Demand for Transparency and ‘Social Monitoring 2.0’


The enhancement of surveillance measures reflects trends that have already been around for several years. Recent terrorist attacks place further emphasis on them.

Anyone who uses the Internet today must expect that everything he or she does can be subject to continuous real-time monitoring. We may have already suspected this, but Edward Snowden’s unsettling disclosures on the extent of the National Security Agency’s web surveillance confirm our suspicions.

Of course, some good souls would retort: “So what? If you have nothing to hide, you have nothing to fear.” However, behind this statement lies the totalitarian potential for social surveillance and monitoring of our societies. Indeed, it betrays one’s awareness of being monitored and the repression of uneasiness that this engenders. Power then worms its way into this repression, instilling fear, self-censorship and discipline. With the very postmodern order of asserting one’s individuality through all of the “participatory” platforms on the Web 2.0, this disciplinary dynamic is increasing to such an extent in our societies that it seems as if we are being told: “Show your true colors without fear … this proves that you have nothing to hide.”

Nonetheless, it is crucial to remember that this near-absolute demand for transparency applies first and foremost to people; state-owned companies and political machinery are excluded, on the pretext of industrial secrecy, national security, or some other supposedly greater interest. As such, public control over these bodies has crumbled, while their power over us has considerably increased through three major dynamics.

First, there is the transformation of the capitalist economy. For the last few years, Silicon Valley’s major companies, such as Google and Facebook, have been at the forefront of appropriating and commodifying what the “network of networks” produces the most: user data.

In a financialized capitalist economy, where productivity relies on the pursuit of zero risk and how predictable consumer behavior is, this new gold mine has found the perfect opening. The increasingly advanced analysis of mountains of personal data using ever-sophisticated algorithms helps ensure meticulous profiling of individual behaviors. The aim is to provoke certain behaviors – the good ones, that is, the ones that yield a profit – particularly through highly targeted advertisements and reward programs of all kinds. This is what is commonly known as “behavioral marketing,” which adds a new level of refinement to commercial propaganda, which is already omnipresent in our lives.
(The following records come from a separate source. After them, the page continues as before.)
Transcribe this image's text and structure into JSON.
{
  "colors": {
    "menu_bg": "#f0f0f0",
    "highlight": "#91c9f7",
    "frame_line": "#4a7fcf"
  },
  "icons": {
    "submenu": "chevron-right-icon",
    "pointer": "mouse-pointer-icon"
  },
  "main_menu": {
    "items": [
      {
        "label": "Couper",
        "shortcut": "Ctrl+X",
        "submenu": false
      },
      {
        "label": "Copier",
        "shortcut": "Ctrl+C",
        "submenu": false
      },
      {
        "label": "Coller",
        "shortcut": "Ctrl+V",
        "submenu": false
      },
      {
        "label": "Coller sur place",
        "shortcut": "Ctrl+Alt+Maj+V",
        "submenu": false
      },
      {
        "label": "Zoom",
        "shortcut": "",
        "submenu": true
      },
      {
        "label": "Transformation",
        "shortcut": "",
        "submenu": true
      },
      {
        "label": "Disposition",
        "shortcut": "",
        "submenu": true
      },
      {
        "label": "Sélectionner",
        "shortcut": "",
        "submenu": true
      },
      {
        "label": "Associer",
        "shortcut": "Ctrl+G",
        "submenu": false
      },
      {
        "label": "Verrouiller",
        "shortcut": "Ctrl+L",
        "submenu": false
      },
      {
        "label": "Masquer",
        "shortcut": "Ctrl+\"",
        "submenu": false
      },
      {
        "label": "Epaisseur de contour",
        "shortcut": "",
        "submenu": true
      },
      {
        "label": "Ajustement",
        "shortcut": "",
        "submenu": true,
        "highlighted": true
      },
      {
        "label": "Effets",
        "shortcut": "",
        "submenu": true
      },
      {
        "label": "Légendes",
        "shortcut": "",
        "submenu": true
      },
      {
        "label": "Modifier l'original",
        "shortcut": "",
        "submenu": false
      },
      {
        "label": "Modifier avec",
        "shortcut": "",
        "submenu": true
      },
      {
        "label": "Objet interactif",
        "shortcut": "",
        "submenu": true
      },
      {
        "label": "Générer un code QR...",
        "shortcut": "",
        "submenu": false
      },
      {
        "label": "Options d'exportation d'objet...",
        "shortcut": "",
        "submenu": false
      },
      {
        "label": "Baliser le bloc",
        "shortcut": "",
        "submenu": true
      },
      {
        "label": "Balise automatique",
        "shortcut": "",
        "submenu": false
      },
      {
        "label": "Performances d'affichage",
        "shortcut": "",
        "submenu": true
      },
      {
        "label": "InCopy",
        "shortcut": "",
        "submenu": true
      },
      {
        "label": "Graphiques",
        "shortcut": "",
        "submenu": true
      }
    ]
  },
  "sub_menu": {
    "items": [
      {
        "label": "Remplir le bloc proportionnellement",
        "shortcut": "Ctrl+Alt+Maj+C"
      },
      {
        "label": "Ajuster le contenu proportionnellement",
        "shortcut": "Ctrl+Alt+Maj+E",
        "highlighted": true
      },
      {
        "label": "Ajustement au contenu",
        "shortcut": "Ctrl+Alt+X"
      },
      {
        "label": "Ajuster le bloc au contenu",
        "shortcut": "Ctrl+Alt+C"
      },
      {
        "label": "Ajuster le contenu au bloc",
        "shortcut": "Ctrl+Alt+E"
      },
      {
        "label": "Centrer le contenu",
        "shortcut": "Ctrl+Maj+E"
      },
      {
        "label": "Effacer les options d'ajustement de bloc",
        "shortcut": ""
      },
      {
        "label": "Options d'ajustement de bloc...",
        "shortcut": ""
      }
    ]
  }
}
In addition to this formidable dynamic of the new economy, there is another that is equally unremitting: the reason of the state. The antiterrorism legislation adopted by numerous Western countries following the 9/11 attacks has strengthened the prerogatives of intelligence services in the respective countries, allowing them to widen the scope of their population surveillance schemes considerably. This is especially true about the Patriot Act in the United States, which gave the NSA access to databases belonging to U.S. Internet and telecommunications giants, Google, Apple and Facebook, which allowed it to spy on practically the entire American population by taking advantage of the profiling tools developed by the industry.

However, this security drift, which perpetuates a state of emergency to supposedly protect our freedoms, must be compromised in the broader context of the transformation of the state’s role with the dawn of neoliberalism. In abandoning its social objectives, the state has progressively been falling back on its law enforcement and security functions to become the great guardian of the market. In this way, political opponents, who are constantly growing in number, are increasingly being seen as enemies to be neutralized rather than keepers of a dissident yet legitimate discourse, which nevertheless calls for democracy. Consequently, those who have “something to hide” are now citizens whose point of view goes against the established order, like ecologists, whom we have the audacity to call “eco terrorists.”

The last – but not the least – element of this perfect storm, which is uprooting and sweeping away our privacy rights, is the uncontrolled development of digital technology. For a few years now, countless gadgets and mobile applications have been made available, allowing us to monitor our property or – possibly unbeknownst to them – our close ones with the emptiness of knowing, deep down inside, that none of these instruments will ever replace the shared confidence that is found within a community built on strong ties.

We can thus see the extent of the battle before us if we hope to reclaim our spaces of authentic freedom, which are so very precious and essential for a rich community life, free from the constant fear that threatens our comfort.

Several battles of this kind have already started. Yet, whether they are taking place in the arena of legal affairs or political struggles, they will demand that knowledge on programming, encryption, or simply on how the Internet functions, become much more accessible. Only at this price can we one day hope to subject technological development to true democratic scrutiny, and extract it both from the hands of experts – who have made it into a virtually totalitarian instrument of social control – and from an industrial force that enslaves us instead of liberating us.